Kiev ha anche annunciato la morte di quattro combattenti volontari stranieri, inquadrati nella Legione internazionale di difesa. I quattro soldati provenivano da Germania, Paesi Bassi, Australia e Francia. Nulla è detto sull’identità e le circostanze. Non si sa quanti siano gli ex militari occidentali impegnati sul campo a fianco dell’esercito di Kiev. Circola una battuta in Ucraina, non si sa quanto rispondente al vero, secondo cui i dubbi sulla capacità di utilizzo di nuove armi fornite da Stati Uniti ed Europa sono del tutto fuori luogo a fronte della presenza di tanti stranieri combattenti che hanno esperienza negli eserciti dei Paesi fornitori.​

Mentre si combatte, la diplomazia non fa purtroppo passi avanti. Il capo negoziatore ucraino e consigliere del presidente, Mykhailo Podolyak, ha affermato che "non ha senso" negoziare con la Russia, sino al momento in cui le sue truppe non saranno respinte il più possibile verso il confine. "Finché non riceviamo la piena fornitura di armi, finché non rafforziamo le nostre posizioni e respingiamo le forze di Mosca il più lontano possibile, non ha senso intavolare negoziati".

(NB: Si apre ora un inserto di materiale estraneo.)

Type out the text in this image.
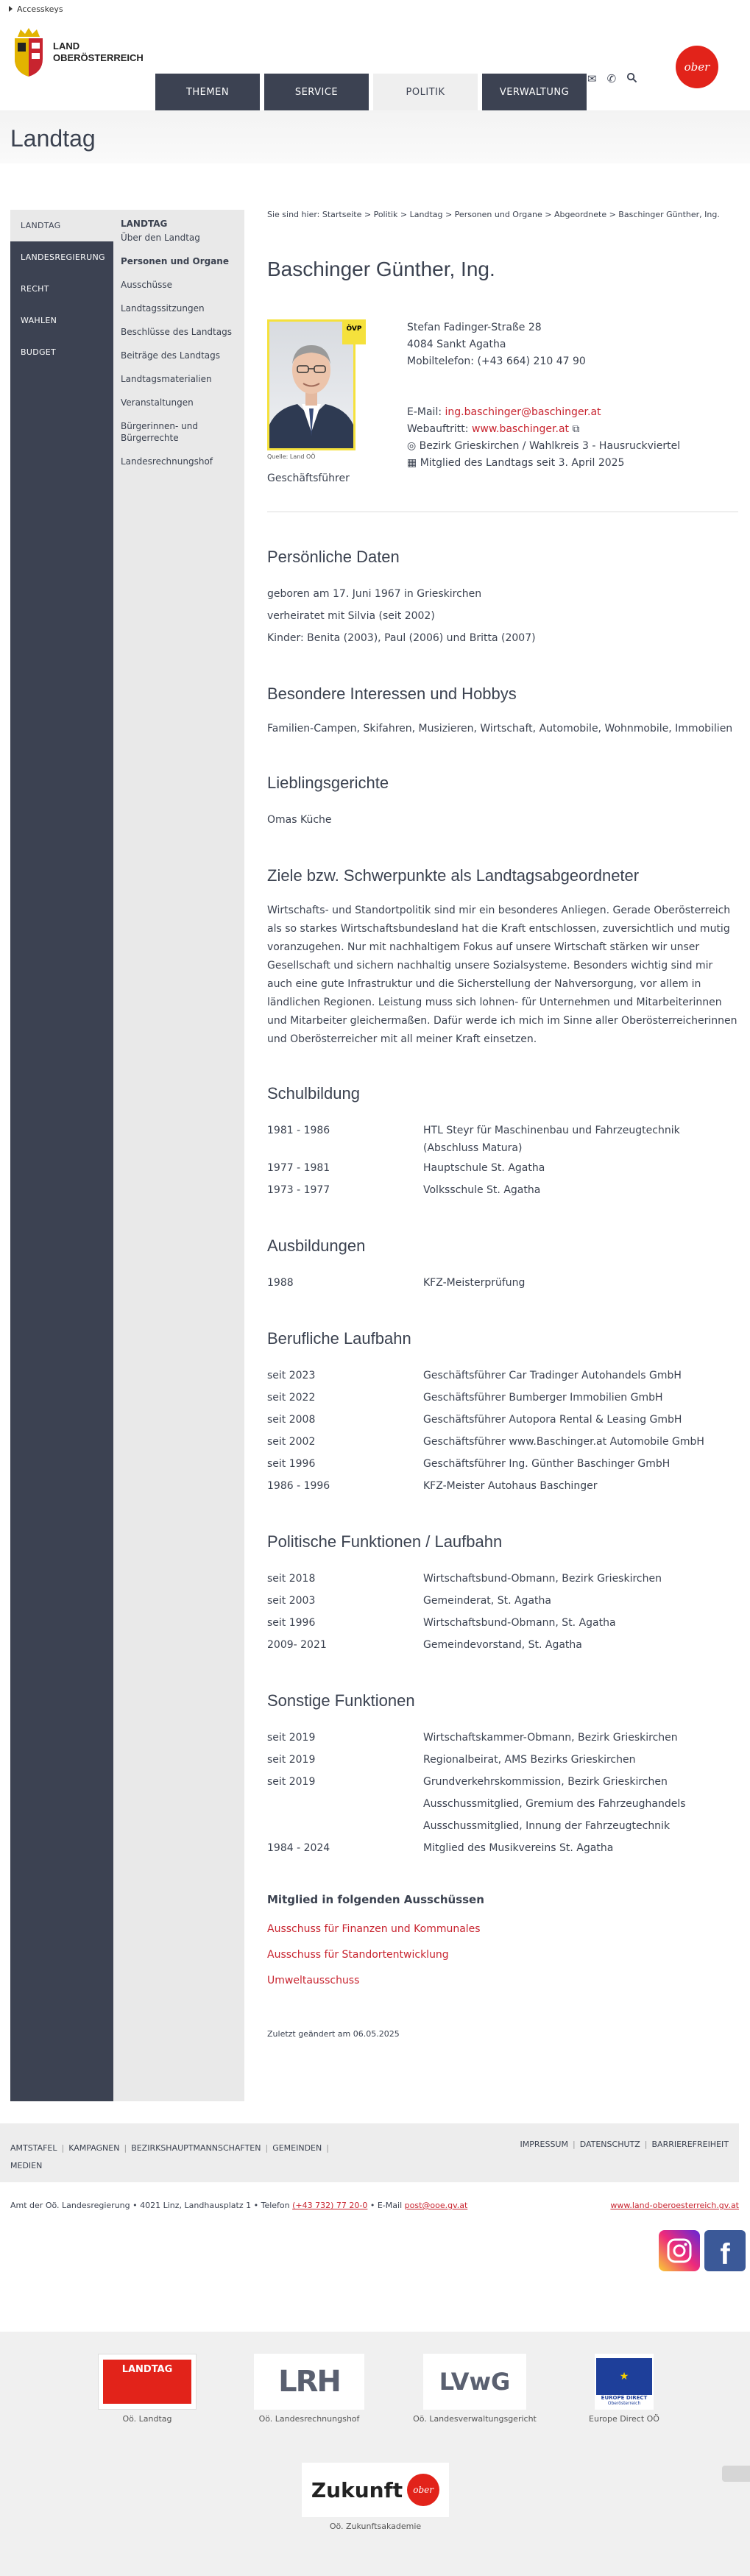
Accesskeys
LAND
OBERÖSTERREICH
THEMEN	SERVICE	POLITIK	VERWALTUNG
✉ ✆
ober
Landtag
LANDTAG
LANDESREGIERUNG
RECHT
WAHLEN
BUDGET
LANDTAG
Über den Landtag
Personen und Organe
Ausschüsse
Landtagssitzungen
Beschlüsse des Landtags
Beiträge des Landtags
Landtagsmaterialien
Veranstaltungen
Bürgerinnen- und Bürgerrechte
Landesrechnungshof
Sie sind hier: Startseite > Politik > Landtag > Personen und Organe > Abgeordnete > Baschinger Günther, Ing.
Baschinger Günther, Ing.
ÖVP
Quelle: Land OÖ
Geschäftsführer
Stefan Fadinger-Straße 28
4084 Sankt Agatha
Mobiltelefon: (+43 664) 210 47 90
E-Mail: ing.baschinger@baschinger.at
Webauftritt: www.baschinger.at ⧉
◎ Bezirk Grieskirchen / Wahlkreis 3 - Hausruckviertel
▦ Mitglied des Landtags seit 3. April 2025
Persönliche Daten
geboren am 17. Juni 1967 in Grieskirchen
verheiratet mit Silvia (seit 2002)
Kinder: Benita (2003), Paul (2006) und Britta (2007)
Besondere Interessen und Hobbys
Familien-Campen, Skifahren, Musizieren, Wirtschaft, Automobile, Wohnmobile, Immobilien
Lieblingsgerichte
Omas Küche
Ziele bzw. Schwerpunkte als Landtagsabgeordneter
Wirtschafts- und Standortpolitik sind mir ein besonderes Anliegen. Gerade Oberösterreich als so starkes Wirtschaftsbundesland hat die Kraft entschlossen, zuversichtlich und mutig voranzugehen. Nur mit nachhaltigem Fokus auf unsere Wirtschaft stärken wir unser Gesellschaft und sichern nachhaltig unsere Sozialsysteme. Besonders wichtig sind mir auch eine gute Infrastruktur und die Sicherstellung der Nahversorgung, vor allem in ländlichen Regionen. Leistung muss sich lohnen- für Unternehmen und Mitarbeiterinnen und Mitarbeiter gleichermaßen. Dafür werde ich mich im Sinne aller Oberösterreicherinnen und Oberösterreicher mit all meiner Kraft einsetzen.
Schulbildung
1981 - 1986	HTL Steyr für Maschinenbau und Fahrzeugtechnik (Abschluss Matura)
1977 - 1981	Hauptschule St. Agatha
1973 - 1977	Volksschule St. Agatha
Ausbildungen
1988	KFZ-Meisterprüfung
Berufliche Laufbahn
seit 2023	Geschäftsführer Car Tradinger Autohandels GmbH
seit 2022	Geschäftsführer Bumberger Immobilien GmbH
seit 2008	Geschäftsführer Autopora Rental & Leasing GmbH
seit 2002	Geschäftsführer www.Baschinger.at Automobile GmbH
seit 1996	Geschäftsführer Ing. Günther Baschinger GmbH
1986 - 1996	KFZ-Meister Autohaus Baschinger
Politische Funktionen / Laufbahn
seit 2018	Wirtschaftsbund-Obmann, Bezirk Grieskirchen
seit 2003	Gemeinderat, St. Agatha
seit 1996	Wirtschaftsbund-Obmann, St. Agatha
2009- 2021	Gemeindevorstand, St. Agatha
Sonstige Funktionen
seit 2019	Wirtschaftskammer-Obmann, Bezirk Grieskirchen
seit 2019	Regionalbeirat, AMS Bezirks Grieskirchen
seit 2019	Grundverkehrskommission, Bezirk Grieskirchen
Ausschussmitglied, Gremium des Fahrzeughandels
Ausschussmitglied, Innung der Fahrzeugtechnik
1984 - 2024	Mitglied des Musikvereins St. Agatha
Mitglied in folgenden Ausschüssen
Ausschuss für Finanzen und Kommunales
Ausschuss für Standortentwicklung
Umweltausschuss
Zuletzt geändert am 06.05.2025
AMTSTAFEL | KAMPAGNEN | BEZIRKSHAUPTMANNSCHAFTEN | GEMEINDEN |
MEDIEN
IMPRESSUM | DATENSCHUTZ | BARRIEREFREIHEIT
Amt der Oö. Landesregierung • 4021 Linz, Landhausplatz 1 • Telefon (+43 732) 77 20-0 • E-Mail post@ooe.gv.at	www.land-oberoesterreich.gv.at
f
LANDTAG
Oö. Landtag
LRH
Oö. Landesrechnungshof
LVwG
Oö. Landesverwaltungsgericht
★
EUROPE DIRECT
Oberösterreich
Europe Direct OÖ
Zukunft	ober
Oö. Zukunftsakademie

E il ministro degli Esteri Dmytro Kuleba ha risposto seccamente al presidente francese Emmanuel Macron che aveva fatto appello “a evitare l'umiliazione della Russia”. Tali appelli, ha detto, “possono solo umiliare la Francia e ogni altro Paese che lo richieda. Mosca si umilia da sola. Sarebbe meglio che tutti ci concentrassimo su come rimettere il Cremlino al suo posto. Questo porterebbe pace e salverebbe vite".

Intanto emergono altri spaventosi bilanci dell’attacco russo. Il capo della Procura regionale di Kiev, Khomenko Oleksii, ha riferito all’agenzia Adnkronos come gli occupanti colpissero “intenzionalmente le case dei civili. A causa degli attacchi d'artiglieria sono stati danneggiati e distrutti nella nostra regione oltre 1.000 case, 92 istituzioni scolastiche, 13 ospedali, cinque edifici culturali e otto religiosi". Inoltre, sono finiti sotto il fuoco "decine di edifici amministrativi, magazzini, tra cui quelli con prodotti alimentari, gli impianti sportivi e le infrastrutture di trasporto, tutto in violazione delle norme del diritto internazionale umanitario”. Senza, ovviamente, contare le vittime civili.

In queste ore un sorriso e una distrazione per gli ucraini arriva dal calcio. La nazionale domenica pomeriggio gioca contro il Galles la partita che le può dare un posto ai Mondiali in Qatar di dicembre, dopo la vittoria sulla Scozia nella prima partita di spareggio. Un match che assume una valenza anche politico-mediatica per la causa del Paese invaso e ferito dalla guerra. Lo sa bene il commissario tecnico Oleksandr Petrakov che, dopo il 24 febbraio, voleva lasciare la squadra e arruolarsi "pronto a morire per il l'Ucraina”. Alla fine si è convinto che doveva rimanere al proprio posto, così come i calciatori, perché i risultati sul campo di gioco possono servire alla causa e avere un valore che sorpassa quello sportivo.